Unexperienced/untrained drivers lead to poor driving skills, lie at the heart of the problem, a tragedy which sees 16 000 people die on roads each year and 62% of the accidents involving trucks. Arnoux Maré, founder and CEO of Innovative Solutions Group and Innovative Staffing Solutions which employs and outsources over 7 500 truck drivers, explains that the challenge in upgrading the driving skills of Code 14 professional drivers in South Africa lies in the shortage of such drivers.

“In 2021 there is a shortage of at least 3 000 truck and bus drivers in the South African transport sector, a shortage which leads to unskilled and illegal foreign drivers being recruited. Drivers are in such high demand that employers simply do not have the capacity to allow them time off to enhance their skills and improve their abilities. They are required to be behind the wheel every available moment,” says Maré.

A further consequence of the shortage is that some employers may also be reluctant to train drivers as they become more marketable and can be poached by competitors.

This short-term view does the logistics sector no favours, argues Maré, pointing out that drivers are the custodians of what is a R480-billion industry. Turning it from being ‘part of the problem’ to being ‘part of the solution’ requires inculcating industry-wide long-term thinking that values above all else expert driving skills.

As part of this long-term thinking, Innovative Learning Solutions (ILS) in June 2020 established a new driver training centre in Boksburg, Gauteng, aimed not only at South African Code 14 truck drivers, but training TETA accredited skills to a market including Code 10 drivers. Thousands of drivers now have access to invaluable skills development, advanced driving courses, and employability enhancement opportunities. The centre prides itself on offering both the hard and soft skills drivers desperately need.

Explaining the urgent need for driver training, Maré says Covid-19 was a wake-up call. With almost the entire economy in lockdown, trucks were in many instances the only means of keeping the country’s economy ticking, ensuring food, medical supplies can still reach consumers. “Consumers and businesses increasingly recognised that without skilled, committed truck drivers, most of the commerce in South Africa would grind to a halt. This has pushed driver training to the top of the priority list of the transport sector, where it justly belongs.”

Maré says: The TETA-accredited centre was established by ILS to give truck drivers and their employers easy and affordable access to training, development and career support, while making these drivers and our roads, safer. This adds tangible value to the companies that employ them. ILS believe forward-looking employers would be willing to fund special designed courses to fit their needs and benefit them by ensuring save delivery of all cargo without delays.”

While the immediate focus of the centre is specific accredited certification and specialised developed skills for Code 14 level, accreditation is also being sought at the moment for full Certification in Professional driving from code 10 to 14, for which approval is expected by July 2021.

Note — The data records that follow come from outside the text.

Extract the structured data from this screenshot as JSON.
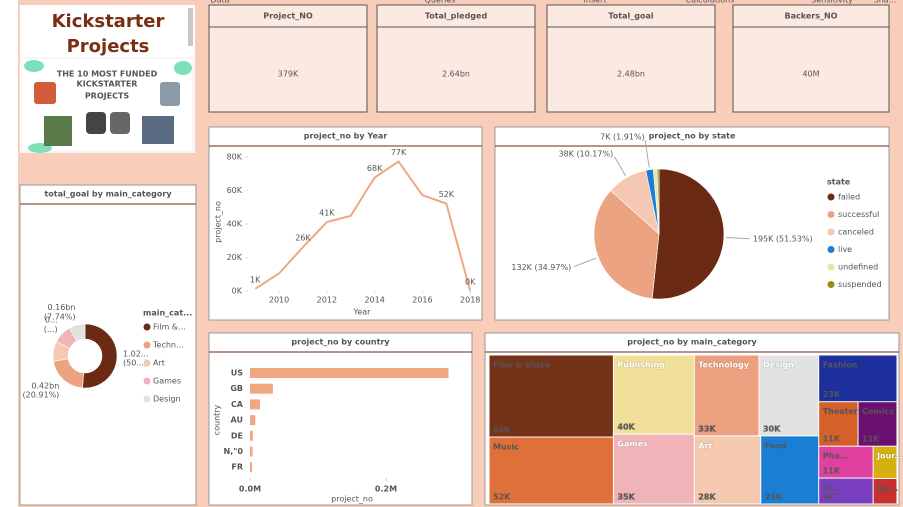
{
  "ribbon": [
    "Data",
    "Queries",
    "Insert",
    "Calculations",
    "Sensitivity",
    "Sha..."
  ],
  "header": {
    "title": "Kickstarter Projects",
    "image_text": [
      "THE 10 MOST FUNDED",
      "KICKSTARTER",
      "PROJECTS"
    ]
  },
  "kpis": [
    {
      "title": "Project_NO",
      "value": "379K"
    },
    {
      "title": "Total_pledged",
      "value": "2.64bn"
    },
    {
      "title": "Total_goal",
      "value": "2.48bn"
    },
    {
      "title": "Backers_NO",
      "value": "40M"
    }
  ],
  "chart_data": [
    {
      "type": "line",
      "title": "project_no by Year",
      "x_label": "Year",
      "y_label": "project_no",
      "x": [
        2009,
        2010,
        2011,
        2012,
        2013,
        2014,
        2015,
        2016,
        2017,
        2018
      ],
      "values": [
        1300,
        10500,
        26200,
        41200,
        44800,
        67700,
        77300,
        57200,
        52200,
        100
      ],
      "value_labels": [
        "1K",
        null,
        "26K",
        "41K",
        null,
        "68K",
        "77K",
        null,
        "52K",
        "0K"
      ],
      "color": "#f0a882",
      "xlim": [
        2008.7,
        2018.2
      ],
      "xticks": [
        2010,
        2012,
        2014,
        2016,
        2018
      ],
      "ylim": [
        0,
        85000
      ],
      "yticks": [
        {
          "value": 0,
          "label": "0K"
        },
        {
          "value": 20000,
          "label": "20K"
        },
        {
          "value": 40000,
          "label": "40K"
        },
        {
          "value": 60000,
          "label": "60K"
        },
        {
          "value": 80000,
          "label": "80K"
        }
      ]
    },
    {
      "type": "pie",
      "title": "project_no by state",
      "legend_title": "state",
      "categories": [
        "failed",
        "successful",
        "canceled",
        "live",
        "undefined",
        "suspended"
      ],
      "values": [
        195000,
        132000,
        38000,
        7000,
        3500,
        1800
      ],
      "value_labels": [
        "195K (51.53%)",
        "132K (34.97%)",
        "38K (10.17%)",
        "7K (1.91%)",
        null,
        null
      ],
      "colors": [
        "#6b2a14",
        "#eba382",
        "#f4c8b2",
        "#1a7fd4",
        "#ece3a6",
        "#9a8a10"
      ]
    },
    {
      "type": "donut",
      "title": "total_goal by main_category",
      "legend_title": "main_cat...",
      "categories": [
        "Film &...",
        "Techn...",
        "Art",
        "Games",
        "Design"
      ],
      "values": [
        1.02,
        0.42,
        0.2,
        0.19,
        0.16
      ],
      "value_labels": [
        "1.02... (50...)",
        "0.42bn (20.91%)",
        null,
        "0... (...)",
        "0.16bn (7.74%)"
      ],
      "colors": [
        "#6b2a14",
        "#eba382",
        "#f4c8b2",
        "#f0b4b8",
        "#e2e2e2"
      ]
    },
    {
      "type": "bar",
      "orientation": "horizontal",
      "title": "project_no by country",
      "x_label": "project_no",
      "y_label": "country",
      "categories": [
        "US",
        "GB",
        "CA",
        "AU",
        "DE",
        "N,\"0",
        "FR"
      ],
      "values": [
        292000,
        33700,
        14800,
        7800,
        4200,
        3800,
        2900
      ],
      "color": "#f0a882",
      "xlim": [
        0,
        300000
      ],
      "xticks": [
        {
          "value": 0,
          "label": "0.0M"
        },
        {
          "value": 200000,
          "label": "0.2M"
        }
      ]
    },
    {
      "type": "treemap",
      "title": "project_no by main_category",
      "categories": [
        "Film & Video",
        "Music",
        "Publishing",
        "Games",
        "Technology",
        "Design",
        "Art",
        "Food",
        "Fashion",
        "Theater",
        "Comics",
        "Pho...",
        "Cr...",
        "Jour...",
        "Da..."
      ],
      "values": [
        63600,
        51900,
        39900,
        35200,
        32600,
        30100,
        28200,
        24600,
        22800,
        10900,
        10800,
        10800,
        8800,
        4800,
        3800
      ],
      "value_labels": [
        "64K",
        "52K",
        "40K",
        "35K",
        "33K",
        "30K",
        "28K",
        "25K",
        "23K",
        "11K",
        "11K",
        "11K",
        "9K",
        null,
        null
      ],
      "colors": [
        "#743219",
        "#e0703a",
        "#f0e09a",
        "#f0b4b8",
        "#eda080",
        "#e2e2e2",
        "#f5c8b0",
        "#1a7fd4",
        "#1c2f9a",
        "#d4602a",
        "#6a1070",
        "#e040a0",
        "#7a3fc0",
        "#d4b010",
        "#c83030"
      ]
    }
  ]
}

The courses go well beyond theoretical and practical driving experience and safety training, but also get unemployed drivers ready for the market with job interview and communication skills. The centre offers certain courses that simultaneously put unemployed drivers through a full medical exam, polygraph, reference and criminal check and provides the trainee with these results as a hugely valuable CV ‘add-on’ that significantly enhances their job prospects. After working with these drivers, ILS also is able to share a skills and character reference letter – which further enhances the driver’s job prospects.
“The training helps make drivers more aware of situations they may encounter on the road, such as heavy traffic, crime, bad weather conditions, fatigue and other drivers behaving irresponsibly, even faulty vehicle conditions. We help drivers understand how to respond to those conditions appropriately but ultimately provide logistics companies with the knowledge that drivers are adequately skilled for the South African roads,” says Maré.

Transformation has been a priority at ILS since inception, given that transport is a heavily male dominated profession. ILS recruitment practices have been conducted with particular emphasis on recruiting directly from local communities (50% of employees) and especially of women (35%).

ILS is currently the largest Code 14 truck driver training facility of its type in Africa. Since opened its doors more than 8 000 drivers have enrolled for one or more of the courses offered by ILS, and Maré says demand for the ILS courses is growing monthly.